Similar to many fitness equipment and tools, an EMS device is able to temporarily firm, tone, or strengthen muscles, but there is no device confirmed as effective for permanent weight loss, obtaining muscular abs, or girth reduction. Now portable muscle stimulators are becoming more popular and easier to use in a home setting by individuals.
Another popular sports technology are performance monitors. The main function is to keep real-time data about fitness levels by measuring indicators such as heart rate, cadence, VO2 Max, stroke, pace, speed, calories, and required recovery time depending on the sport activity.

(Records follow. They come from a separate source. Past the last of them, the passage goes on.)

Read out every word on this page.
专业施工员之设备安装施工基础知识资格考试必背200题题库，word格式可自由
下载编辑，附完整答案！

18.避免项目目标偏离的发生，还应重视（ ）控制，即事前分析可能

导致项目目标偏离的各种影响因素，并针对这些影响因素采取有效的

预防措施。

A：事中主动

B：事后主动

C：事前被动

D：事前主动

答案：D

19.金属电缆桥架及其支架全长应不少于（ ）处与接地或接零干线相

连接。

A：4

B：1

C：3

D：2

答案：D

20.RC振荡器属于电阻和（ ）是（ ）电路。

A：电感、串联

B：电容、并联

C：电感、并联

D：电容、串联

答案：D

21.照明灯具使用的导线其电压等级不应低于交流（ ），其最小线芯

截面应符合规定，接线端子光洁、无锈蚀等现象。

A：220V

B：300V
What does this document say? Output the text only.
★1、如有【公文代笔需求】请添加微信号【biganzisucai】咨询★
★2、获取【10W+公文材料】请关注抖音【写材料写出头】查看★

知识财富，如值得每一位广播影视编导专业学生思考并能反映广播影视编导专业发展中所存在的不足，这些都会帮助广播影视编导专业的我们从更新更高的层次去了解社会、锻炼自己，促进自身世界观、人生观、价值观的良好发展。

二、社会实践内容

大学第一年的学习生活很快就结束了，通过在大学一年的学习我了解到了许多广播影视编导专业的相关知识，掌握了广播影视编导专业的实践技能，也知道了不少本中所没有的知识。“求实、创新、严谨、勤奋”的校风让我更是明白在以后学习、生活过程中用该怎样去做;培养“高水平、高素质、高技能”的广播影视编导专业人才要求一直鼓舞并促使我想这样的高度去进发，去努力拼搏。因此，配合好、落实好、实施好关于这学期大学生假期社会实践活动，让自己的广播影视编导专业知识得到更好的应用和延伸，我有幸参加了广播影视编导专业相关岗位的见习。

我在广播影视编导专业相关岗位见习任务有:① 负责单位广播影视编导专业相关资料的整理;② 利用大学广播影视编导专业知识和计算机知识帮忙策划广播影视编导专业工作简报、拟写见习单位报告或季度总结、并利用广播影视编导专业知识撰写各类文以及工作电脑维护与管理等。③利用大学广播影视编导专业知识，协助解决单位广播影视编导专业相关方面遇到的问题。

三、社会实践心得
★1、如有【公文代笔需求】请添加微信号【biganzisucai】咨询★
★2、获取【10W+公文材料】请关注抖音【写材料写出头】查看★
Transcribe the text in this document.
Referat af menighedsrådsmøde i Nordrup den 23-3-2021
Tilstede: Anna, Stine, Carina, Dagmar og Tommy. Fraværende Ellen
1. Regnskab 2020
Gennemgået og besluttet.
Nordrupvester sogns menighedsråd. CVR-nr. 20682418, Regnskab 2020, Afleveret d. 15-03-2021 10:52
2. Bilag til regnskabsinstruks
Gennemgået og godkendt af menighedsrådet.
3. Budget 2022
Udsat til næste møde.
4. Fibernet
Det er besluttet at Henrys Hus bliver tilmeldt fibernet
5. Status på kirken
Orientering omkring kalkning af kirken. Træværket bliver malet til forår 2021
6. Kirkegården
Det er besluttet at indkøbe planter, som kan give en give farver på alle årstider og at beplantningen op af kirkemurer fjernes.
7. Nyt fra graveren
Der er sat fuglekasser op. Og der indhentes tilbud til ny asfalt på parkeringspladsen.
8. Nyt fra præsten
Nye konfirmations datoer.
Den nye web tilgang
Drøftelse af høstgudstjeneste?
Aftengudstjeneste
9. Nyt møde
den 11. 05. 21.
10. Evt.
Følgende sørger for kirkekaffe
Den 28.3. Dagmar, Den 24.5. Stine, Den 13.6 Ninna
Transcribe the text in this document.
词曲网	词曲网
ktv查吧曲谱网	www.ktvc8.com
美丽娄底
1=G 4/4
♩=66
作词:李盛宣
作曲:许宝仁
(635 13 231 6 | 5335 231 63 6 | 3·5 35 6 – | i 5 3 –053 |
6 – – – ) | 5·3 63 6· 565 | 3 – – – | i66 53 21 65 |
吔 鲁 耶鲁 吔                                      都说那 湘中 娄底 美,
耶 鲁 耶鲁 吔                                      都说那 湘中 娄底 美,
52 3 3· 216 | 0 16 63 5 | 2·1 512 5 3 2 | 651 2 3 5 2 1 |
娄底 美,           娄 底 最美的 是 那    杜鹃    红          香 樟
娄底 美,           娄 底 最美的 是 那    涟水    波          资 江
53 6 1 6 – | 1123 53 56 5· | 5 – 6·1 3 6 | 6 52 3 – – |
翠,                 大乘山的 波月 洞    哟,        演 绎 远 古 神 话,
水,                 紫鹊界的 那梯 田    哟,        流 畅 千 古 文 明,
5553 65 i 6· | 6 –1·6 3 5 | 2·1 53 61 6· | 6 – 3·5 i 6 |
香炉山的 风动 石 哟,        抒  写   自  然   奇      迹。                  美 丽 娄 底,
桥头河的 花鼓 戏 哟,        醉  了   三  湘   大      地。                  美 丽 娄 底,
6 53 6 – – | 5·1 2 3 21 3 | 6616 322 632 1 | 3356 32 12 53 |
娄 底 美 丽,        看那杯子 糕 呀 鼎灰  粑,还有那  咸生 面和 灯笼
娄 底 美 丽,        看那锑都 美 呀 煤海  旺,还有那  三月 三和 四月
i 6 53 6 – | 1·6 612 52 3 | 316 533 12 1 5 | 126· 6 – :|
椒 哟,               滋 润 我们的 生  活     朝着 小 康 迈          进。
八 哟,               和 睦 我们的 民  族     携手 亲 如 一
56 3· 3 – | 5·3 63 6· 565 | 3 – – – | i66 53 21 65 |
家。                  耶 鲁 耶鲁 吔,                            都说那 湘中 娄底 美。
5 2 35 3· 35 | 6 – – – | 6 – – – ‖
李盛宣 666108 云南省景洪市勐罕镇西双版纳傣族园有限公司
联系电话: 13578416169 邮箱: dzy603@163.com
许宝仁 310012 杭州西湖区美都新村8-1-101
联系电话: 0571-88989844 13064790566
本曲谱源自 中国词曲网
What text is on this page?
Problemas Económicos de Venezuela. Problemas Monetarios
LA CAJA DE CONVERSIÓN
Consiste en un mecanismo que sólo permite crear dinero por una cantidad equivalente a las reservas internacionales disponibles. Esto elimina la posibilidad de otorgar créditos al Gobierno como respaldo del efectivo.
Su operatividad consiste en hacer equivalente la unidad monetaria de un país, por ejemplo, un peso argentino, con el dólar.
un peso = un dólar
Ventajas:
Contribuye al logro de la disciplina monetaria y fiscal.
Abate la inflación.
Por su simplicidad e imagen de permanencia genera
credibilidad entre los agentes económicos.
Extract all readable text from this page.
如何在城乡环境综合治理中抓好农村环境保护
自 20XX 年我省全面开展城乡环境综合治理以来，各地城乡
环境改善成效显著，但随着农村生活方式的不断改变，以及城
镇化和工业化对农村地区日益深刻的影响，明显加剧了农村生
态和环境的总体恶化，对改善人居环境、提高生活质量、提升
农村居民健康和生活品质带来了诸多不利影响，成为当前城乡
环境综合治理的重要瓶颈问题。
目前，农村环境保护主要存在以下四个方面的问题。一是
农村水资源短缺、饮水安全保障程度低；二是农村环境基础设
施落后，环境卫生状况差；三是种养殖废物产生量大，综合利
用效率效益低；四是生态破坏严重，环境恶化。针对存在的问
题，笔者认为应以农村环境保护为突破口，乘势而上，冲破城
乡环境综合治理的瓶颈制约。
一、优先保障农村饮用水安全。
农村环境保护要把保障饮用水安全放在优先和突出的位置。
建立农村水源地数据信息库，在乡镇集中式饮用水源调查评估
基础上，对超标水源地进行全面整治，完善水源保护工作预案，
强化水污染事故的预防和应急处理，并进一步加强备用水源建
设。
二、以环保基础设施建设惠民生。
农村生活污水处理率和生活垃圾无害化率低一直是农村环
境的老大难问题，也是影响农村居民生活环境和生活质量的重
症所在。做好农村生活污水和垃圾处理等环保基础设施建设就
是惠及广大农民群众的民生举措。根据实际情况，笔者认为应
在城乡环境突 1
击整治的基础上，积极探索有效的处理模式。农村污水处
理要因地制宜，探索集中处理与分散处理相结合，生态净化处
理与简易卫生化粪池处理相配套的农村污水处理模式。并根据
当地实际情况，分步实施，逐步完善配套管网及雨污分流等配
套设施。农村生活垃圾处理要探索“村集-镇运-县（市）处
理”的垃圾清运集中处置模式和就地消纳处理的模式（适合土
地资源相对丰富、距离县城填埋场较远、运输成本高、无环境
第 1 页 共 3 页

Since the data is obtained in real-time (during the workout), you will have a better understanding of what you are doing and figure out the best methods or training intensity to improve your performance.
Some performance monitors are wearable devices for examples watches, heart rate monitor straps, cadence sensors, foot pods, or mountable to sport equipment. Some of them can record, process and analyze data on-board, while others require further processing on complementary computer program. One of the most practical examples is a fitness tracker wrapped on a wrist. An advanced fitness tracker can be equipped with an optical heart rate sensor or paired with heart rate strap to measure calories burned, heart rate, steps taken, and even how well you sleep.
Some sport-specific performance monitors for running or bicycling activities have GPS functionality and smartphone compatibility features. When activated, the GPS measures not only distance traveled while running or biking, but also display your position on a map. To provide more detailed analysis report, a companion sport app installed on a compatible smartphone can continuously synchronize to the monitor and record the data. Performance monitors are generally easy to use; you do not need a coach or technology professional to understand how it works. Even better, the price is relatively inexpensive. There are also performance monitors for swimming in both indoor and open water environment equipped with waterproofed housing.